Technicolor was founded a century ago by Herbert T. Kalmus, a graduate of the Massachusetts Institute of Technology and a physicist; fellow MIT graduate Daniel F. Comstock, who was an engineer, physicist and professor; and mechanical engineer and inventor W. Burton Wescott.
Kalmus, Comstock and Wescott didn’t have any experience in motion pictures, Layton said, but they saw opportunity when a British color system called Kinemacolor was proving problematic.
“It flickered a lot on the screen and caused headaches,” said Layton, an assistant archivist in the Moving Image Department at the George Eastman House. “Burton Wescott saw a demonstration and saw the flaws.”
He took the sample of the film back to the lab, and his team tried to improve it, Layton said.
“They came up with an improved camera and improved way of projecting it,” he said. “That was the first Technicolor process.”
Noted film historian, archivist and author Pierce said the then-new company Technicolor was similar to the modern Silicon Valley start-up.
“They raised investments from Boston bankers, railroad magnates, people who were looking to invest their fortune that could turn out to be very profitable,” Layton added.
Technicolor’s first film, “The Gulf Between” in 1917, was a disaster. The company had technical problems in the presentation and had to go back to the drawing board.

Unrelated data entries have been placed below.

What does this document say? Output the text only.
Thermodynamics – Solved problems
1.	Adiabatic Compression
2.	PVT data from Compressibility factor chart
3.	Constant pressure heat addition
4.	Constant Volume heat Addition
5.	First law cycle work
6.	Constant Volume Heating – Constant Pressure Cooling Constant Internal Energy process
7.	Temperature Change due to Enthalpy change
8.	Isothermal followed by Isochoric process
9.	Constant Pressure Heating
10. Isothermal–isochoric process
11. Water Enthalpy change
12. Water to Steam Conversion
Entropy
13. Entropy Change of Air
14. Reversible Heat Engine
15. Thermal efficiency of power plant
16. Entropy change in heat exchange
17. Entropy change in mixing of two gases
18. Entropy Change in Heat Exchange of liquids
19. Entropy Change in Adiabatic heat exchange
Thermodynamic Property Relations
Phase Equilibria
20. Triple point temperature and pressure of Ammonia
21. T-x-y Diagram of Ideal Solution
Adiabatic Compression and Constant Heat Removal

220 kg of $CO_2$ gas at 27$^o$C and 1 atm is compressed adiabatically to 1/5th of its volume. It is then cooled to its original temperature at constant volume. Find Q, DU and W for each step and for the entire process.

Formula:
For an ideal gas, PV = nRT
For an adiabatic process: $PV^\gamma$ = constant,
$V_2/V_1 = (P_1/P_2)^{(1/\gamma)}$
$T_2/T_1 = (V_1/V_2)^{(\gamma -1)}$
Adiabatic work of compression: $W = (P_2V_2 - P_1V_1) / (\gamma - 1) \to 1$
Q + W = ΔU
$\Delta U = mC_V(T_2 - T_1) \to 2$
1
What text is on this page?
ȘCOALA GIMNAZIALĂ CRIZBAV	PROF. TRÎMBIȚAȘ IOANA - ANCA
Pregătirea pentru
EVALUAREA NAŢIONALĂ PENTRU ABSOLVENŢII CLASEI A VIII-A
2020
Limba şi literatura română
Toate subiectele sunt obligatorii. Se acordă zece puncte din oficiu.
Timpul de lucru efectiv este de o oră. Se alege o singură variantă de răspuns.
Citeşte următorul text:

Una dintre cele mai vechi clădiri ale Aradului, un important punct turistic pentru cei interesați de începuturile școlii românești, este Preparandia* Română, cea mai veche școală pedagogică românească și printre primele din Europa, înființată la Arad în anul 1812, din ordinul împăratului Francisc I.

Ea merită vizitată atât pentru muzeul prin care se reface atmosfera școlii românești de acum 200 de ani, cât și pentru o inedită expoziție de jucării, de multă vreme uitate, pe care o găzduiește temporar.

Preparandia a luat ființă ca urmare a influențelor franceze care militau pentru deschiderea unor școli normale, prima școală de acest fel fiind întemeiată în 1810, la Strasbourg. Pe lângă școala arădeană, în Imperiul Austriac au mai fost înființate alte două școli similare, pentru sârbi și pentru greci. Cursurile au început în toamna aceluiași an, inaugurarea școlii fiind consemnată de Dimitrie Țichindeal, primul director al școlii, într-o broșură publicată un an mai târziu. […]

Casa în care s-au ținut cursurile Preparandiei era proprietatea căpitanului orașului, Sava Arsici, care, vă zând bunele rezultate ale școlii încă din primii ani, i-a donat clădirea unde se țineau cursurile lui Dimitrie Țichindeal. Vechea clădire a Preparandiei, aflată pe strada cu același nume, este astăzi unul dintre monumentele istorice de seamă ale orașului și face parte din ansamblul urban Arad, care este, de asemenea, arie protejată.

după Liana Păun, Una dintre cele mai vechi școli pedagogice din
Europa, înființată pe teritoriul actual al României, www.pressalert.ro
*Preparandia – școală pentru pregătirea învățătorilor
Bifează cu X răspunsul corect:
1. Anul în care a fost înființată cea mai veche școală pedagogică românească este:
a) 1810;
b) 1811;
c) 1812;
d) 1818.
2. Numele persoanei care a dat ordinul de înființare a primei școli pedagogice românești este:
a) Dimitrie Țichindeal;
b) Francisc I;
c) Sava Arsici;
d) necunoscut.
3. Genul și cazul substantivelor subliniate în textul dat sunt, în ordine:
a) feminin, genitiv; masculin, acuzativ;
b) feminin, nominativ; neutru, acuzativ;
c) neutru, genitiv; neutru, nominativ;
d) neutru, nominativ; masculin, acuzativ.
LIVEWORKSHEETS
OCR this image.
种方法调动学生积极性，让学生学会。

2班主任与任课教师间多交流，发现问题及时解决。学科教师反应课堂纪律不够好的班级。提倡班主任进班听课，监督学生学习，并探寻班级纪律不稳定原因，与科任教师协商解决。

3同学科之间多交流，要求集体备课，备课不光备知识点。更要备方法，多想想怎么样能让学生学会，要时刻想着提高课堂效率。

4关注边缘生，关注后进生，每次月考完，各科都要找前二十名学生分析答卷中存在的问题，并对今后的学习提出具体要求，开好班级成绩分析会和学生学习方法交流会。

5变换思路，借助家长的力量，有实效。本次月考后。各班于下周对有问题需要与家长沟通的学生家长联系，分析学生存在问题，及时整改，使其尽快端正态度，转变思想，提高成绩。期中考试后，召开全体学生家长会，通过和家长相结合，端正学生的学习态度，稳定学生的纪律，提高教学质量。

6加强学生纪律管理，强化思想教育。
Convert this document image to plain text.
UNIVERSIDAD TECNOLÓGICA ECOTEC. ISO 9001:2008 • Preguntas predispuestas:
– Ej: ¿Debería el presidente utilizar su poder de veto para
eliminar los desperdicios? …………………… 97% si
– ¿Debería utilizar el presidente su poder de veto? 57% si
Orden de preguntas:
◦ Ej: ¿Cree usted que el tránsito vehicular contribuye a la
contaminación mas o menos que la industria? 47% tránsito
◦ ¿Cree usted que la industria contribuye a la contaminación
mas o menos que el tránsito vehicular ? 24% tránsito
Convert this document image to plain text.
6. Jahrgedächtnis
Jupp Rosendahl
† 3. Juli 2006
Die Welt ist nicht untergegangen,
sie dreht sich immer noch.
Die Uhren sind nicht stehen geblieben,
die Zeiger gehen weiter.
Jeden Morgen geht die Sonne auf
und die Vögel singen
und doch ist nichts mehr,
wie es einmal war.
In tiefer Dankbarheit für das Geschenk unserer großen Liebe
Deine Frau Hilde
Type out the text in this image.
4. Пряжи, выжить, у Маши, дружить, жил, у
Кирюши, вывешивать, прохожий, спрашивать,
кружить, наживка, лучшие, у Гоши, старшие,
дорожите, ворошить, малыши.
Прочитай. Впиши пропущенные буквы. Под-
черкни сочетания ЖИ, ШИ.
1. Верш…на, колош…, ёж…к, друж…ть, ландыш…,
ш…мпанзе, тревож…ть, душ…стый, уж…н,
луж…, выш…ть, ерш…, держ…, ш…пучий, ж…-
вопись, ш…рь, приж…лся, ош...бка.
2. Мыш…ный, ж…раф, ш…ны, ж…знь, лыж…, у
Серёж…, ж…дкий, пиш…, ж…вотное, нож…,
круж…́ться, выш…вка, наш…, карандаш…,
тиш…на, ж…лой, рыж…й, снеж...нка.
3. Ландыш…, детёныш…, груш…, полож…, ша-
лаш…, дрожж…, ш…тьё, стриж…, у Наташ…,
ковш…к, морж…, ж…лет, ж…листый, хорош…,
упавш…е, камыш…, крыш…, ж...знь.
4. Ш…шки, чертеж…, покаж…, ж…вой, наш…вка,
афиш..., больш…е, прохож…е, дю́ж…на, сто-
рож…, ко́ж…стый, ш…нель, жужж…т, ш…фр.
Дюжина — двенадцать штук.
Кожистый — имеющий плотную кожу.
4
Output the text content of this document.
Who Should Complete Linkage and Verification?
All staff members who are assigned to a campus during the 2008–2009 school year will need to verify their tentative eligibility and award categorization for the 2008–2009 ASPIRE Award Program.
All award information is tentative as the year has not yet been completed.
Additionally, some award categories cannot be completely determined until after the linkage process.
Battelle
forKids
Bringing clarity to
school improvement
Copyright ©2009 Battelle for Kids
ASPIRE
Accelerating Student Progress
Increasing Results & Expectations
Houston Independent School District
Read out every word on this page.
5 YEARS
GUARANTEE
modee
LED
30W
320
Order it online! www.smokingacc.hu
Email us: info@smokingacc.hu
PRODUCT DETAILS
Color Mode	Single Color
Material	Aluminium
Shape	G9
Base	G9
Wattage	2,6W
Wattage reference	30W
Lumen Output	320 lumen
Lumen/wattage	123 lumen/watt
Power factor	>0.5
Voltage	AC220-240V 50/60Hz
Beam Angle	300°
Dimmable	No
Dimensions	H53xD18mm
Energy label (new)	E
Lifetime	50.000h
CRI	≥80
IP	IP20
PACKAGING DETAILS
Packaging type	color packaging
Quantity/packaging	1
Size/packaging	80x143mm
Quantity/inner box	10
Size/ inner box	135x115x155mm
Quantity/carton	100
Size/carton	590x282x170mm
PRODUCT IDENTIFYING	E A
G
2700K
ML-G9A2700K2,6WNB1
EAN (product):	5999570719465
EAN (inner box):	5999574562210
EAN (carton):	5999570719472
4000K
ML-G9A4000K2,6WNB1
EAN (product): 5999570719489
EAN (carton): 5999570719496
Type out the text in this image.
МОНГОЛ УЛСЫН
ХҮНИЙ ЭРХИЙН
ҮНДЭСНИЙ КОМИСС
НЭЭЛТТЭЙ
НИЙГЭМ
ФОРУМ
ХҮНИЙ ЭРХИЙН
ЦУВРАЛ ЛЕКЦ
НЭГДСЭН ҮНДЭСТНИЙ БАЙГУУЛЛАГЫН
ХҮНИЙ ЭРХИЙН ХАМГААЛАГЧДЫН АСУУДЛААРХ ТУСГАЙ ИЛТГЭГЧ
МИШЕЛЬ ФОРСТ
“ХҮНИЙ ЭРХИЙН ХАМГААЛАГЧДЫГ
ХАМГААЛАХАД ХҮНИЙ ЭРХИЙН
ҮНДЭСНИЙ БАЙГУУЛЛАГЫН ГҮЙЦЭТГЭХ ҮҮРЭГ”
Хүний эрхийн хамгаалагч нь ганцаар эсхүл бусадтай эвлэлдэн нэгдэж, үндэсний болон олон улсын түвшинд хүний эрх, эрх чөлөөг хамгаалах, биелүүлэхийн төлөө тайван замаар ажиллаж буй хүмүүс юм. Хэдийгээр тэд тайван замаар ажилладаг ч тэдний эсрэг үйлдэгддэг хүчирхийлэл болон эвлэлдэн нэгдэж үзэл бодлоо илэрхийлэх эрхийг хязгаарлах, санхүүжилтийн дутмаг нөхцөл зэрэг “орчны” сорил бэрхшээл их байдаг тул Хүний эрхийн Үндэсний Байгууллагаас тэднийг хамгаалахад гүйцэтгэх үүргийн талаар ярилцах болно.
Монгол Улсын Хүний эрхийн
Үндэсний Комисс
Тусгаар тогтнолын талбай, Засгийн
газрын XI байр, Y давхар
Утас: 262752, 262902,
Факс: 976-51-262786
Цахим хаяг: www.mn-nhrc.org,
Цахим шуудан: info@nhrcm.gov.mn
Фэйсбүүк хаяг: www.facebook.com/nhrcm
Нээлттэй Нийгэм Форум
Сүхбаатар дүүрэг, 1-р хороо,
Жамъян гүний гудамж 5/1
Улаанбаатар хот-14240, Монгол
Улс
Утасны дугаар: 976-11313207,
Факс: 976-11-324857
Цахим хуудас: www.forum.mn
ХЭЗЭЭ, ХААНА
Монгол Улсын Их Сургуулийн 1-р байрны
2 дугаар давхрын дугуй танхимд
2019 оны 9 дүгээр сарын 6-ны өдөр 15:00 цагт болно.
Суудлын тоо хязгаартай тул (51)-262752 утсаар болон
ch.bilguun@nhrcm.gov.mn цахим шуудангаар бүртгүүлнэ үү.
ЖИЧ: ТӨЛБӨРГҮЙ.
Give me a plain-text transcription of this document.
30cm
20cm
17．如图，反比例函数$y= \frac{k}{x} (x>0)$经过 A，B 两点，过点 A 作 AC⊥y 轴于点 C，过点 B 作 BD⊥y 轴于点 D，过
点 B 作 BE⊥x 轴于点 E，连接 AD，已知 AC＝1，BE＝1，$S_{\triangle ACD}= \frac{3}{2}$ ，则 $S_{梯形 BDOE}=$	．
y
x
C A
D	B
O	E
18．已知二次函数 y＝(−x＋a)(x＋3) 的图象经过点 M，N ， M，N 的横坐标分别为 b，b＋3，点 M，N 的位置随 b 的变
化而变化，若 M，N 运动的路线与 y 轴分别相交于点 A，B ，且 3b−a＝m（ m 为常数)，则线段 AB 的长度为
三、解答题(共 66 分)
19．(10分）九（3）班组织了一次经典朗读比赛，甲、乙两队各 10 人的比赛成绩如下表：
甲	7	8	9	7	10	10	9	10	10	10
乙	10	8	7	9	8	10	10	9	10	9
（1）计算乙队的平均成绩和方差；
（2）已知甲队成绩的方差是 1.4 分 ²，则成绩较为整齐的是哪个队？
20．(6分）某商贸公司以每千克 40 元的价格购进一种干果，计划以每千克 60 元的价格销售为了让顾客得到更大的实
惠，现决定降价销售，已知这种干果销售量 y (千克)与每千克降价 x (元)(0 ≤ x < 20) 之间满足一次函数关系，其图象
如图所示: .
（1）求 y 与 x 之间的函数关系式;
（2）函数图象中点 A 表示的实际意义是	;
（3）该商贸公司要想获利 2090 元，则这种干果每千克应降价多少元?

“It was like those stories of Edison inventing the light bulb where he tries to all of those different filaments until one of them actually lasts,” Pierce said. “It was a lot of experimentation.”
Five years later, the company’s next film, “The Toll of the Sea,” was a marked improvement in photography and color design. Still, Layton said, the two-strip process couldn’t reproduce the full spectrum, so Technicolor had to control a film’s palette carefully.
New makeup had to be created because the makeup used in black-and-white films looked artificial.
“They had problems with the way color photographed under different lighting,” Layton said. “So the solution was to have different sets of costumes. They were made of different colors, but when photographed, they appeared to match.”
Technicolor sometimes needed as much as five times the light of a black-and-white film. Banks of lights were needed to illuminate enormous stages, Layton said. Temperatures inside the studios became unbearable. “There are stories of actors’ makeup just sort of dripping off their faces,” Layton said.
Though Layton and Pierce documented 371 films that were entirely shot or featured sequences in the two-strip process, they found no proof that color drove ticket sales, Pierce said.
Silent screen superstar Douglas Fairbanks used Technicolor in his 1926 swashbuckler “The Black Pirate,” Pierce said, but he used it for artistic purposes.
“He spent much more to make it in color,” Pierce said. “Looking at the grosses, it was certainly well received in color, but it would have been as successful even if it was in black and white.”
Technicolor’s fortunes boomed in 1929 and early 1930 when Warner Bros. gave the company a lucrative contract to make several color musicals.
But with so many movies in the pipeline, the quality of the prints suffered. Audiences grew tired of stagy musicals. Because color was so closely associated with musicals, Warner Bros. pulled the plug.
It was the three-strip Technicolor process, which replicated the full spectrum, that saved the company.
Technicolor struck a deal with Walt Disney to make animated shorts in the three-strip format. In 1933, Disney and the company scored their first big hit with the three-color process with “Three Little Pigs.”
“It made an enormous amount of money for Disney,” Layton said, adding that is what helped fund “Snow White and the Seven Dwarfs.”